So it pretty much goes without saying that my main 1.5 TB external just died on me. The really aggravating part is it's not even the drive that's dead. The fucking i/o bit apparently broke off the inside of the enclosure and fell off, now spending its time rattling around. I'll bet dollars to donuts that the drive inside is just fine but I can't get to it. The enclosure is designed so the only way to open it after it's been snapped shut is to pry it open, breaking the plastic locks. I'm darkly certain that cracking it open will almost certainly void my warranty. That means I'm left with 2 unpleasant choices:
1) Send the drive in for replacement knowing that the data on the drive will simply never be recoverable.
2) Crack the sucker open and retrieve my data knowing that I won't be able to get the enclosure replaced.
In years past this wouldn't have been a hard decision. Hell, I would have cracked this sucker open so quickly there would be plastic shards flying around the room 30 seconds in. That was because in years past I lacked the storage space, planning, and bakabt. What all three of those have done is made it so that much of the data is actually backed up and the data that isn't, well, I can access it on bakabt at pretty high download speeds. It still means I'm going to have to spend weeks upon weeks re-downloading ridiculous amounts of files but at least none of it is irreplaceable. It's going to absolutely kill my ratio though considering it's probably close to a god damn terrabite of anime/files I lost.

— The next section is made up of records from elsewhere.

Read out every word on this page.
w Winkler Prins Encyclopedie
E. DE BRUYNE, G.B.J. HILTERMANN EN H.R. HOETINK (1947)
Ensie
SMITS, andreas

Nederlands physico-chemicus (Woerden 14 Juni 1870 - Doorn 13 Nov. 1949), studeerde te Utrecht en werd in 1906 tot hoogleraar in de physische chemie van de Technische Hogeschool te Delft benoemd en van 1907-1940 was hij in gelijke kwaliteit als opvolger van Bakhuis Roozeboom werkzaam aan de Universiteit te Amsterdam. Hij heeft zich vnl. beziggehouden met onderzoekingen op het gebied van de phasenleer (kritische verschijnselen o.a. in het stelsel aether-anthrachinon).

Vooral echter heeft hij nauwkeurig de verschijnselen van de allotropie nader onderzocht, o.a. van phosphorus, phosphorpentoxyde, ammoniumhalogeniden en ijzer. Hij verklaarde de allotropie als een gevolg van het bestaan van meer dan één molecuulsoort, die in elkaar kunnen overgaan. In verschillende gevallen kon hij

I'm going to give Seagate a call in a couple hours when their customer service center opens up and see if I can get an exemption to break the case open. I'm pretty certain the answer will be no, but I should try. *sigh* Maybe this is telling me that I should just stop procrastinating and buy the RAID system already. I was hoping to save up some money considering how close Origins and Chicago/Gencon are, but it might be worth the piece of mind. The RAID system will probably end up costing me at least $700 when it's all said and done, and there's the added stress of not really knowing what I'm doing beyond plug 'n play. If I run into problems, it's very unlikely I'd be able to fix it.